Upon request, I'm providing examples below. It's mixed languages since the post didn't appear to be language specific anyways. I'm just using what I had available to hack together for examples. They aren't fully tested or tested at all, but I've worked with bits of the code before in other projects, so these are proof of concept code examples of how you'd implement the solutions I just mentioned.
//Example of element attribute processing by page source and regex (in PHP)
$pgSrc = $sel->getPageSource();
//simple hyperlink extraction via regex below, replace with better regex pattern as desired
preg_match_all("/<a.+href=\"(.+)\"/",$pgSrc,$matches,PREG_PATTERN_ORDER);
//$matches is a 2D array, $matches[0] is array of whole string matched, $matches[1] is array of what's in parenthesis
//you either get an array of all matched link URL values in parenthesis capture group or an empty array
$links = count($matches) >= 2 ? $matches[1] : array();
//now do as you wish, iterating over all link URLs
//NOTE: these are URLs only, not actual hyperlink elements
//Example of XML DOM parsing with Selenium RC (in Java)
String locator = "id=someElement";
String htmlSrcSubset = sel.getEval("this.browserbot.findElement(\""+locator+"\").innerHTML");
//using JSoup XML parser library for Java, see jsoup.org
Document doc = Jsoup.parse(htmlSrcSubset);
/* once you have this document object, can then manipulate & traverse
it as an XML/HTML node tree. I'm not going to go into details on this
as you'd need to know XML DOM traversal and XPath (not just for finding locators).

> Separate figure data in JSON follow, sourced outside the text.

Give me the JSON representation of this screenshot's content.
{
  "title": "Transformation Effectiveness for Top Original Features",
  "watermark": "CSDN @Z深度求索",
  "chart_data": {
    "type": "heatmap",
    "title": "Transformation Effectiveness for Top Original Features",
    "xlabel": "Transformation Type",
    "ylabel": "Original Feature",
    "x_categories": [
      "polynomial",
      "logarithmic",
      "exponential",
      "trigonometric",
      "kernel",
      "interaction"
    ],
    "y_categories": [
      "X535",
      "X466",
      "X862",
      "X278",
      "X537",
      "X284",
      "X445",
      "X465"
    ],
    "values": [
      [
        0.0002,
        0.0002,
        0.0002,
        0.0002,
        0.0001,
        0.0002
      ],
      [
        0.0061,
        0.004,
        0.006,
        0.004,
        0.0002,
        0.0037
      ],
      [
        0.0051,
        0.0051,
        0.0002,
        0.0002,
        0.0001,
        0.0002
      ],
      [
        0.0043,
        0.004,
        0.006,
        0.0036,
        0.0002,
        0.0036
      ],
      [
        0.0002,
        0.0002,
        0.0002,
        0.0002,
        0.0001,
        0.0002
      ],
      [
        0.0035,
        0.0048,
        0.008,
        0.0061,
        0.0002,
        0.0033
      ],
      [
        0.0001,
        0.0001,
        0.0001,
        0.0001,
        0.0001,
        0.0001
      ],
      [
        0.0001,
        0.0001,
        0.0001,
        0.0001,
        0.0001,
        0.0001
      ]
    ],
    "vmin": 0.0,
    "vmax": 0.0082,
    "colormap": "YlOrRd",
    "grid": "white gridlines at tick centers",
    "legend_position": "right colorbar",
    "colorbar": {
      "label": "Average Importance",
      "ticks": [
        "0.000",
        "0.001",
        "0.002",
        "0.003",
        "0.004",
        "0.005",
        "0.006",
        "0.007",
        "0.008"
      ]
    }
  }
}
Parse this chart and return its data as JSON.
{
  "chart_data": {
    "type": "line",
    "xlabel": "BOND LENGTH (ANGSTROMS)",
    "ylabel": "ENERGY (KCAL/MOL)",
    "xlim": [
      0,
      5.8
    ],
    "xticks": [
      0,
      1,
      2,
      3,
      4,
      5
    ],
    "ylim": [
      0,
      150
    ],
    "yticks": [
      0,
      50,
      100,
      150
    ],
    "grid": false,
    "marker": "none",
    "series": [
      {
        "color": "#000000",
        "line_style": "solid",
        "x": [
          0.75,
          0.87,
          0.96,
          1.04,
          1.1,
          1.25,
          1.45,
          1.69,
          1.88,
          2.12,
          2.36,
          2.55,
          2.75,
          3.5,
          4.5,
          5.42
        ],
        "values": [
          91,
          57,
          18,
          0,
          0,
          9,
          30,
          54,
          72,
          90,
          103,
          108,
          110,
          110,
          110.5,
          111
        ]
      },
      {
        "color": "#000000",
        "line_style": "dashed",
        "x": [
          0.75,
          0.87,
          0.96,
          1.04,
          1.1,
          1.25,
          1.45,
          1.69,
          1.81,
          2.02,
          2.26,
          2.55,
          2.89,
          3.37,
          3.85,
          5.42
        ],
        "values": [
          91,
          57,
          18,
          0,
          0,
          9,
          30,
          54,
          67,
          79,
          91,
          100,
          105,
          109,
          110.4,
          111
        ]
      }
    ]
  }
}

But this tutorial URL will give you some ideas:
http://jsoup.org/cookbook/extracting-data/dom-navigation
the example there seems to indicate first getting the element/node defined
by content tag within the "document" or source, then from there get all
hyperlink elements/nodes and then traverse that as a list/array, doing
whatever you want with an object oriented approach for each element in
the array. Each element is an XML node with properties. If you study it,
you'd find this approach gives you the power/access that WebDriver/Selenium 2
now gives you with WebElements but the example here is what you can do in
Selenium RC to get similar WebElement kind of capability
*/
Selenium's By.Id and By.CssSelector methods do not support Regex and By.XPath only does where XPath 2.0 is enabled. If you want to use Regex, you can do something like this:
void MyCallingMethod(IWebDriver driver)
{
//Search by ID:
string attrName = "id";
//Regex = 'a number that is 1-10 digits long'
string attrRegex= "[0-9]{1,10}";
SearchByAttribute(driver, attrName, attrRegex);
}
IEnumerable<IWebElement> SearchByAttribute(IWebDriver driver, string attrName, string attrRegex)
{
List<IWebElement> elements = new List<IWebElement>();
//Allows spaces around equal sign. Ex: id = 55
string searchString = attrName +"\\s*=\\s*\"" + attrRegex +"\"";
//Search page source
MatchCollection matches = Regex.Matches(driver.PageSource, searchString, RegexOptions.IgnoreCase);
//iterate over matches
foreach (Match match in matches)
{
//Get exact attribute value
Match innerMatch = Regex.Match(match.Value, attrRegex);
cssSelector = "[" + attrName + "=" + attrRegex + "]";
//Find element by exact attribute value
elements.Add(driver.FindElement(By.CssSelector(cssSelector)));
}
return elements;
}
Note: this code is untested. Also, you can optimize this method by figuring out a way to eliminate the second search.